Licenciée en 2016, Maïtena Biraben réclame 4 millions d'euros à Canal+

La journaliste avait été écartée du "Grand journal" à l'été 2016 au bout d'une seule saison après de fortes chutes d'audience. 

La journaliste Maïtena Biraben lors dun gala à Monaco, le 23 juillet 2016.
La journaliste Maïtena Biraben lors dun gala à Monaco, le 23 juillet 2016. (VALERY HACHE / AFP)

Une demande conséquente d'indemnités. L'ex-présentatrice du "Grand Journal" Maïtena Biraben, licenciée pour faute grave il y a deux ans, a réclamé lundi un peu plus de 4 millions d'euros à son ex-employeur Canal+, devant le conseil des prud'hommes de Boulogne (Hauts-de-Seine).

Aujourd'hui animatrice sur la radio RMC, la journaliste avait été écartée du "Grand journal" à l'été 2016 au bout d'une seule saison après de fortes chutes d'audience. Elle avait été licenciée pour "faute grave" le 18 juillet par le groupe Canal+ pour des motifs qu'elle conteste.

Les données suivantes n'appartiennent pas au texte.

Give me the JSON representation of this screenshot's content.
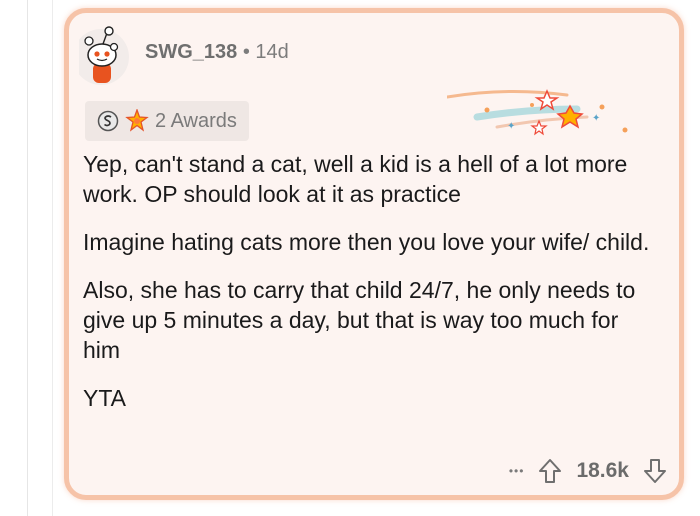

Lors de l'audience, l'avocate de l'animatrice, Claire Fougea, a plaidé que le licenciement était sans cause réelle et sérieuse, et a réclamé en tout 4 060 000 euros à Canal+, dont 2,55 millions d'indemnité contractuelle, 1,01 million pour licenciement sans cause réelle et sérieuse et 500.000 euros pour préjudice moral.

"Déloyauté"

De son côté, le conseil de Canal+, Eric Manca, a assuré que le licenciement pour faute grave était justifié par la "déloyauté" de l'animatrice envers la chaîne, qui "s'est inscrite totalement en marge de son contrat de travail".

Selon lui, la chaîne avait simplement annoncé que Maïtena Biraben quittait l'animation du "Grand Journal, puis lui avait fait plusieurs propositions, mais l'animarice a "revendiqué un limogeage là où il n'y en avait jamais eu, et a tenté de passer en force pour obtenir le paiement d'une somme assez rondelette (ses indemnités de départ,) qui était due s'il y avait eu une exécution loyale de son contrat de travail", a-t-il argumenté. Le jugement sera rendu le 27 septembre.